Remember my dream about all the stained glass windows being replaced by plaster and bits of colored glass at my church? Well, that's what's happening. Metaphorically speaking, of course.
Some really lousy things are happening in my wonderful community of faith. The clergy, staff, and vestry are completely disconnected from us regular parishioners and are making horrendous decisions on our behalf. (And no, this doesn't have anything to do with gay bishops - we're a progressive parish and settled that issue long ago.) If I didn't know better, I'd say the Bush administration had taken over my church.

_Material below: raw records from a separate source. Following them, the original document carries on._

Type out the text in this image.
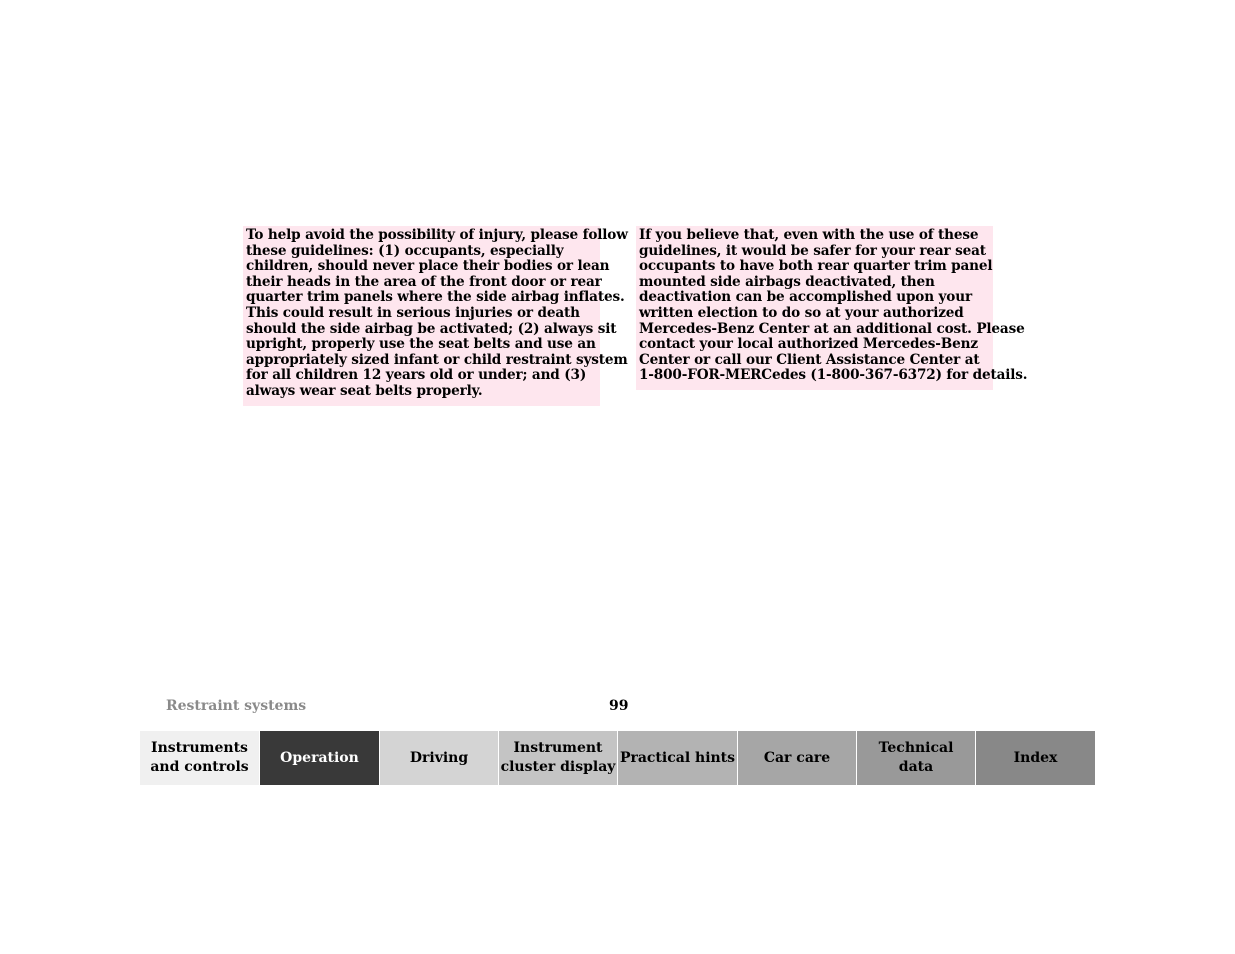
To help avoid the possibility of injury, please follow
these guidelines: (1) occupants, especially
children, should never place their bodies or lean
their heads in the area of the front door or rear
quarter trim panels where the side airbag inflates.
This could result in serious injuries or death
should the side airbag be activated; (2) always sit
upright, properly use the seat belts and use an
appropriately sized infant or child restraint system
for all children 12 years old or under; and (3)
always wear seat belts properly.
If you believe that, even with the use of these
guidelines, it would be safer for your rear seat
occupants to have both rear quarter trim panel
mounted side airbags deactivated, then
deactivation can be accomplished upon your
written election to do so at your authorized
Mercedes-Benz Center at an additional cost. Please
contact your local authorized Mercedes-Benz
Center or call our Client Assistance Center at
1-800-FOR-MERCedes (1-800-367-6372) for details.
Restraint systems	99
Instruments
and controls
Operation	Driving
Instrument
cluster display
Practical hints	Car care
Technical
data
Index
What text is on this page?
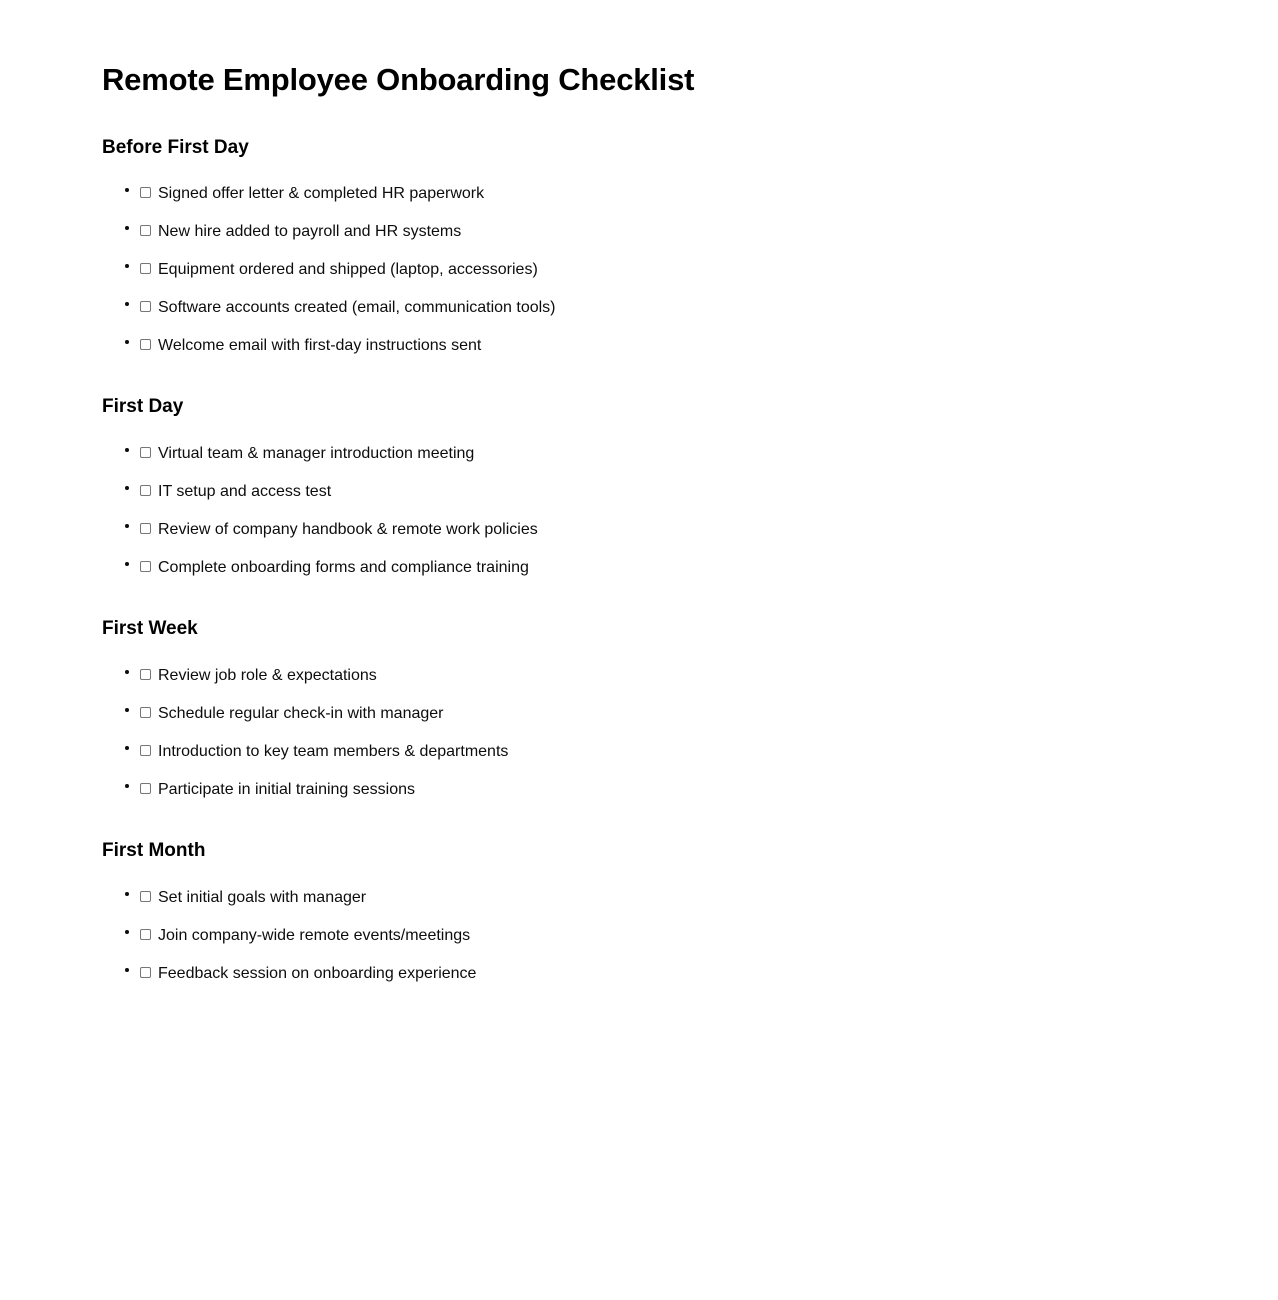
Remote Employee Onboarding Checklist
Before First Day
Signed offer letter & completed HR paperwork
New hire added to payroll and HR systems
Equipment ordered and shipped (laptop, accessories)
Software accounts created (email, communication tools)
Welcome email with first-day instructions sent
First Day
Virtual team & manager introduction meeting
IT setup and access test
Review of company handbook & remote work policies
Complete onboarding forms and compliance training
First Week
Review job role & expectations
Schedule regular check-in with manager
Introduction to key team members & departments
Participate in initial training sessions
First Month
Set initial goals with manager
Join company-wide remote events/meetings
Feedback session on onboarding experience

So, how to take a stand through a letter or email that spells out my repugnance (I'm beyond "concern")? I stewed about it all weekend because the time had come to speak up. Though it's hard for me to keep my emotions from rising to the top, I formulated a letter that I thought struck a balance between calm, rational thought and vehement indignation and sent it on its way electronically.
And of course I received a quick response (anytime you yank money away from them they sit up and take notice, doncha' know). Another thing I've noticed is that whenever someone dares to go up against the people at the top, the PTB have several predictable slap-down strategies:
- The We-Value-Your-Comments Tactic: "Thank you for sharing your ideas and feelings. We appreciate where you're coming from (but we're about to hit you in the head with a 2x4 for even questioning our decision-making capabilities.)"
- The You're-Blowing-This-Way-Out-of-Proportion Tactic: "Calm down. I know you said you've thought about this for weeks before contacting us, but obviously you're just not thinking straight." Did the words "calm down" ever make things better? Ever?
- The Aren't-You-A-Little-Dummy? Tactic: "You don't seem capable understanding our decisions, oh, ye of little brain and influence. Let me refer you to my article/letter/sermon on thus and so. I'm sure if you spend time studying it - dictionary and thesaurus in hand - you'll come around to our way of thinking."
- The You-Shoulda-Read-The-Fine-Print Tactic: "We did publicize this information in small print here, here, and here. The fact that the wording was so obscure or outrageous that you ignored it is not our problem." (See the progression of tactics here?)
- The You-Just-Don't-Like-Change Tactic: "I see you're afraid of change. We don't particularly care that the change is detrimental to the community or just a plain ol' bad idea. We're gonna do it anyway, so there!"
- The We-Have-Numbers-To-Back-This-Up Tactic: "We have all sorts of irrelevant facts - er, sort of facts, er, or something that maybe we can make you think are facts - to razzle dazzle ya' with. Maybe you won't notice that they don't really apply in this case. And they're our facts, dammit, so we'll stand by 'em!"
- The You're-Not-A-Patriot-If-You-Don't-See-It-Our-Way Tactic: "You're not a true-blue part of this church/community/organization if you don't go along with our self-serving agenda." This has worked very well for George Bush, of course.
Aaargh! I knew all of these tactics before I sent the letter, but it's still frustrating to see the same shallow stuff thrown my way. And this from a person I like. "Just following the company line, dear." I expect responses like these from insurance companies or the IRS or Georgia Power, but I would've hope that people of like faith would make some effort to listen, to honor the community's strengths and gifts. Nope. Unh-uh.
How do I fight these ridiculous power-play tactics without sinking to the them myself? I just want to be heard and considered.